Writing The Book On Fatherhood And Faith

He has traveled the world, but best-selling author and native Savannahian Bruce Feiler was determined not to take his most perilous journey alone

10,000 miles.        

That’s the distance of mountains, desert, and sea that Bruce Feiler traveled for his book Walking The Bible, in which he retraced the Five Books of Moses. The book was a critical and commercial success, spending more than a year on the New York Times bestseller list. Feiler’s next two books, Abraham and Where God Was Born, not only cemented his reputation as an engaging author but also as a tireless, determined adventurer. Yet none of these treks could fully prepare Feiler for his most startling discovery—the cancer in his leg.

Bruce Feiler and family

Suddenly Feiler faced the possibility of not seeing his twin daughters, Eden and Tybee, through the many joyous moments and great challenges of their lives. He prepared for treatment in New York City, where he, his wife Linda, and his two children live. But he also prepared a letter. In it, Feiler asked six men—men who had played irreplaceably important roles in his own life—to become “The Council of Dads.”
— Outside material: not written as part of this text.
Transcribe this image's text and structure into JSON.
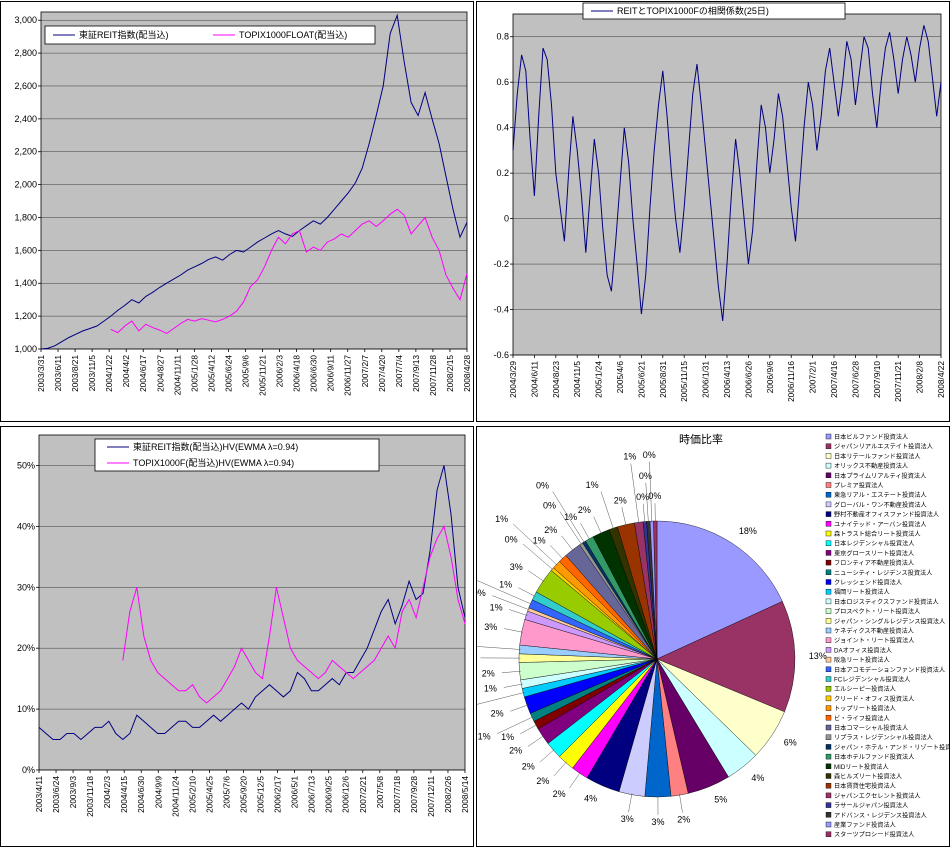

“I reached out to six friends from all parts of my life – including my oldest friend from Savannah, Ben Edwards – and asked them to be present in the lives of our daughters,” Feiler says. “I gave each man a role – Travel Dad, Values Dad, Rebellion Dad – and they gave me the most wonderful set of life lessons to pass on to my kids.”

Feiler had learned some of those lessons himself growing up in Savannah, and he can see how his life here as a child influenced not only his writing but also his unique outlook on the world.

“I think what I remember most fondly about Savannah was the sense of place – the distinct shape of the squares, the rhythm of the beach, the sense of stickiness we all felt,” Feiler recalls. “Savannah was someplace. And more than that, it was someplace special.”

Once he set out for the world beyond Savannah’s city limits, Feiler found that each culture or place he was immersed in was worthy of its own story, seen through his eyes. He wrote books about being a teacher in Japan, a student in England, a member of a traveling circus, and a witness to the “changing face of Nashville” on a tour with Garth Brooks and Wynonna Judd. It was during this time that Feiler dusted off his Bible.

“I thought that as a writer I should be more conversant with the Bible,” Feiler says. “I hadn’t read it since I was a kid in Savannah, which means I hadn’t really read it.”

Feiler visited a friend in Jerusalem, who pointed out the sites of some of the Bible’s most well-known passages. The realization that the places in those stories could still be visited and touched today gave Feiler an idea—to travel and see those places with his own two eyes as he read about them in the Bible.

“So I did,” Feiler says. “I climbed Mount Ararat looking for Noah’s ark, crossed the Red Sea, tasted manna, and wrote the book Walking the Bible, which later became a television show that I hosted, and then led to three more books, Where God Was Born, Abraham, and America’s Prophet.


Council Of Dads

Feiler was diagnosed with cancer in 2008. It was only a few days after hearing the diagnosis that Feiler wrote the letter to the six men he hoped would become his Council of Dads. He spent a year battling with and recovering from cancer, asking questions of his Council and discovering deep truths about fatherhood, friendship, and faith. He wants readers of The Council of Dads to learn what he learned as he wrote it: you’re not alone.

“Since the book was published, I’ve heard from so many others who want something similar in their lives,” Feiler says. He found that the idea resonated not only with cancer patients, but also with single parents, parents of troubled teens and even members of the military. Feiler realized what a transformative force the finished book had become when a Dad from his Council shared a thought with him on Eden and Tybee’s fifth birthday.

“He said, ‘Seeing the looks on the girls’ faces today, I now know we all need our own Council,’” Feiler recalls. “That has really been the most enduring impact of The Council of Dads. Linda and I did it for our girls. But it really changed all of us.”

 


 

The television series inspired by the book The Council of Dads premieres on NBC on March 24, 2020.